Religious Persecution in Herzegovina


Religious Persecution in Herzegovina
by Michael Sells, 6/12/96

Before I respond to Marko Puljic's important point about Bishop Ratko Peric of Mostar, I would urge those not familiar with the magnificence of the Herzegovinian cultural and religious heritage we are discussing to just take a moment to glance at two Herzegovinian towns: Pocitelj and Stolac. Because these towns have now been deliberately destroyed and there are few books available on them, may I please suggest you check out the images at the following Web sites:

www.students.haverford.edu/vfilipov/pocitelj.html www.students.haverford.edu/vfilipov/stolac.html

Before discussing the role of the clergy in the systematic annihilation of Muslim monuments, heritage, and places of worship in these areas, and the expulsion of the Muslim population, with documented atrocities, here is the basic background of what happened:

Pocitelj was one of the most beautiful towns in Herzegovina. It had no military significance and was not occupied by any significant military force. It was perched on a rugged hillside along the Neretva river near Mostar. In September 1993, Croat religious nationalists of the HVO (Croatian Defense Council) rounded up the Muslim inhabitants and took them to concentration camps. All the major Islamic monuments, dating from 1563,were dynamited. According to some reports a Catholic Church is to be built on the ruins of the mosque. After the Muslim population was expelled and the ancient town dynamited, a giant cross was placed outside of the town. According to the Amir Pasic - Pasic, Islamic Architecture in Bosnia and Hercegovina, 218, - the following works of major importance were annihilated by late summer 1993: Sisman Ibrahim Pasa Mosque, Sisman Ibrahim, Pasa Medresa (school complex), Sisman Ibrahim Pasa Han (market complex), Sisman Ibrahim Pasa Hamam (Turkish-bath complex), and the Gavran-Kapetanovic's House. Croatian scholars have since held a conference at nearby Capljina discussing the ancient "Croat" character of Pocitelj and according to some reports a Catholic Church is to be built upon the spot of the destroyed Islamic monuments.

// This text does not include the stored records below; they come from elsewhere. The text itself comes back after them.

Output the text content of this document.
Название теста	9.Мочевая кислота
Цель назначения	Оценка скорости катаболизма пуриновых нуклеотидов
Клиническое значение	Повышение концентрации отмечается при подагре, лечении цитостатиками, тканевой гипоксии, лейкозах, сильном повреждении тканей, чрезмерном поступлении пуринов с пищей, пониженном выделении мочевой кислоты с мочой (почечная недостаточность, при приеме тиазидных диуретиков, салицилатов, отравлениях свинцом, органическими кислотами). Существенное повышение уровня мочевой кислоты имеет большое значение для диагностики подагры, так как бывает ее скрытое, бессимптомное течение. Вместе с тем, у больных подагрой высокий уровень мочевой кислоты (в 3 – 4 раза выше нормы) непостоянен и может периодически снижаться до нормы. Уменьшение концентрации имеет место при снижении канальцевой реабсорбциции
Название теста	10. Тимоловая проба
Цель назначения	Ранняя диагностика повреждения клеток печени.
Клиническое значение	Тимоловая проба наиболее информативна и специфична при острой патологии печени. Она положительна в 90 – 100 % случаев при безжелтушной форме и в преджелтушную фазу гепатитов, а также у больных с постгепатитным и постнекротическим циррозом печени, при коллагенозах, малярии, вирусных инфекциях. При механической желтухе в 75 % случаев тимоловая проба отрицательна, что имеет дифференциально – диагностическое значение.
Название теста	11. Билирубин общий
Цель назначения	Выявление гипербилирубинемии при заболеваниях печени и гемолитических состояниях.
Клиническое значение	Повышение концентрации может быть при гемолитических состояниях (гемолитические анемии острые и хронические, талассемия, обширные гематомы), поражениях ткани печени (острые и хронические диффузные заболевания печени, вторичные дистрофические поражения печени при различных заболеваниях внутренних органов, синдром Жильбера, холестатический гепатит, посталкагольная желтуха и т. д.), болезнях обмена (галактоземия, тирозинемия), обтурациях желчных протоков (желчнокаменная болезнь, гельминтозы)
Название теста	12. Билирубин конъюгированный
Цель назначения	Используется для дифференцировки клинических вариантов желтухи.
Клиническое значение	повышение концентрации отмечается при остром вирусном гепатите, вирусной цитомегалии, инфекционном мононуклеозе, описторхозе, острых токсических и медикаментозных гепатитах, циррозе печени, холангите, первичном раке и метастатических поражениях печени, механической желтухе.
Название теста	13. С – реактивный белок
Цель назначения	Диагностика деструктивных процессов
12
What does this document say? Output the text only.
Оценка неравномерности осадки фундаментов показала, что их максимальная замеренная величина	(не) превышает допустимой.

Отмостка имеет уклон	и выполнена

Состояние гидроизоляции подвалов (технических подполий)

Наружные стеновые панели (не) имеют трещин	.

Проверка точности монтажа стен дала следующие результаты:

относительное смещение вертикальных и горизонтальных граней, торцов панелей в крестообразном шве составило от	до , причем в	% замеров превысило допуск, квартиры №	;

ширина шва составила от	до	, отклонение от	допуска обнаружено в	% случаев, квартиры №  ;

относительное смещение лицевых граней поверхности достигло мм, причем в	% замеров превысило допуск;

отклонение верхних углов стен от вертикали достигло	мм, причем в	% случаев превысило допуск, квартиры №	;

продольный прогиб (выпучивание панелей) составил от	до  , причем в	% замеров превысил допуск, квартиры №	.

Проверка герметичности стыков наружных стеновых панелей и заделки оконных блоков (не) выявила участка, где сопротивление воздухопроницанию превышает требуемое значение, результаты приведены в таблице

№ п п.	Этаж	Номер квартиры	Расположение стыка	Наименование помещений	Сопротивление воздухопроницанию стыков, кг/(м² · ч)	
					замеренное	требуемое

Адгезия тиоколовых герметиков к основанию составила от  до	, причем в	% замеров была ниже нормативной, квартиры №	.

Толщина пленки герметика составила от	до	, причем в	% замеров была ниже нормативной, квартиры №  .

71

Stolac was a magnificent small town, built along a rushing river beneath rugged hills with ancient Ottoman fortifications and ancient pre-Ottoman Bosnian tombstones known as steO(c,')aks. It was also known for its exquisite, small-scale, seventeenth-century mosques. Stolac was occupied in 1992 by the Serb army; when the Muslims were driven out, they began shelling the town from nearby mountains. Then the HVO, wearing the masks favored by Serb militias during such operations, turned on the people it had helped save from the Serb army only months before. Here is an account from the UN High Commission for Refugees:

On 23 August 1993, four mosques in Stolac were blown up. That night, witnesses said, military trucks carrying [Croatian] soldiers firing their weapons in the air went through the town terrorizing and rounding up all Muslim women, children, and elderly. The cries and screams of women and children could be heard throughout the town as the soldiers looted and destroyed Muslim homes. The soldiers, who wore handkerchiefs, stockings or paint to hide their faces, took the civilians to Blagaj, an area of heavy fighting northwest of Stolac. [András Riedlmayer, "The War on People and the War on Culture," New Combat 3 (Autumn 1994), 23, quoted from a UNHCR report of August 23, 1993.]

The Islamic monuments, many dating from the early 18th century, that were dynamited or destroyed in other fashions are listed at the Stolac Web site above.

Now for Marko's point about Bishop Ratko Peric. It has been very difficult to find information on precise activities of the Herzegovinian clergy. So I ask Marko the following:

Could you possibly post the text of Peric's condemnation of the placing of the cross outside the "ethnically cleansed" Pocitelj? Did Peric condemn the dynamiting of the Islamic sites and the placement of the population in concentration camps? What are the statements of the local clergy from Pocitelj and Stolac on the organized persecution of non-Catholics in these towns?

My goal here is simply to identify those clerics who have opposed the persecutions, those who have supported them, and those who have remained silent.

Final question: if Bishop Peric opposed the persecutions, could not the Vatican have forcefully come to his aid by announcing that any militia leader engaged in mass-murder, dynamiting houses of worship, or expulsion of non-Catholic civilians to concentration would be excommunicated? Pope John Paul II has been very forceful in other areas (such as clamping down on Liberation Theologians in the Latin American Church). Is there evidence that statements by Bishop Peric have been backed up by a morally urgent stance by the Vatican in this area?

Finally, has the international head of the Franciscan order, some of whose friars have been implicated in the support of the radical religious nationalists in Herzegovina taken a stand on the persecutions in this area?